Thank you, Rui wanted to say, but nothing came out. Nothing ever comes out. She could feel herself closing off, same as always, and didn’t know why. Her chest ached; she left.
She walked the camp, lost in a whirlwind of emotion she didn’t understand.
The days were growing short. Midwinter: a new year approached.
What would it bring? She thought of the soft line of Myorin’s face, her dark eyes.
Her graceful movements. The muscles on her shoulders, hips.
Hell, she thought. What are you doing? She’s way too old for you…

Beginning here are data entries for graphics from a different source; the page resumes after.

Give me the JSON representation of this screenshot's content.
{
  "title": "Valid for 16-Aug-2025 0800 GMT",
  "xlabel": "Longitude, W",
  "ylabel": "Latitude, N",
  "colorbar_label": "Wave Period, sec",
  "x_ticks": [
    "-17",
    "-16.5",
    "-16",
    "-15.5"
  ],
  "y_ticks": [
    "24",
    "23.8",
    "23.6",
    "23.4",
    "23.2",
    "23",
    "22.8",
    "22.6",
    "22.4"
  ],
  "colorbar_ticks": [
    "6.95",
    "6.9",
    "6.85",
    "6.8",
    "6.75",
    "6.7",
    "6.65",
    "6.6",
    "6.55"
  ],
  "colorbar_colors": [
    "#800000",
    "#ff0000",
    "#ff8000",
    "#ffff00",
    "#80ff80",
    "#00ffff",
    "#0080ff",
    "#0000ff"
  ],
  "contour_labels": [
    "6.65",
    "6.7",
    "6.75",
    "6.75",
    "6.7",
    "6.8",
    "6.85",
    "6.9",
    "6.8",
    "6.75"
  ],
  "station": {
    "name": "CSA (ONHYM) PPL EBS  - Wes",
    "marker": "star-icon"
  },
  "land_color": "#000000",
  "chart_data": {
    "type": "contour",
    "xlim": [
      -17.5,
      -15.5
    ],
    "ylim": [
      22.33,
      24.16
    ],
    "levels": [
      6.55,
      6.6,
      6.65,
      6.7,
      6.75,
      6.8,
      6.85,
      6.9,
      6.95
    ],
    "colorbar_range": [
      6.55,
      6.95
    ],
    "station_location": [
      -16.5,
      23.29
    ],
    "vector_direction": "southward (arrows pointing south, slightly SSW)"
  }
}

She kicked herself. Who are you kidding?
Just like me, she thought, to fall in love with every hot-blooded kijin that I meet. And every man and woman of them barely knows I exist.
Pain laced through her, the god-scar, getting worse.
She felt it at the bottom of her chest, down into her core, spreading out like tar.
Sometimes she felt it in her gut, thin as spiderwebs, tough as silk, spiraling into the center of her body, her chest, and her heart.
It’ll keep going until it covers my legs and reaches the end of my fingertips, and then it will be all I am, and what I am, what was me, will be lost.
Something changed, a glimmer, a depth. She pitched to the side, suddenly nauseated. A light caught at the corner of her eye. Movement. A glow, like fireflies in air. She felt the pain like a splinter in her chest.
The Hososhi was here.
“What do you want?” she snarled.
“Always the question, always the same.” Their voice came from everywhere and nowhere at once. The Hososhi shifted before her, always at the edges of her vision, a rustling of leaves and a gust of wind she couldn’t quite escape.
“I’m tired.”
“Good. Then you won’t take your mission lightly.”
“I don’t know what my mission is!” Rui shouted.
The fields lay silent.
“Hososhi, please! You have to tell me something! I don’t know what I’m supposed to do, I don’t know what you want me to do! You have to tell me something.”
“I have a use for you,” the god said once again. “The demon is coming, Rui. Listen for the bells.”
“What will I do?” Rui stumbled, shaking her head. “Please, tell me something. What will I do?”
“You will die,” the god said, and vanished.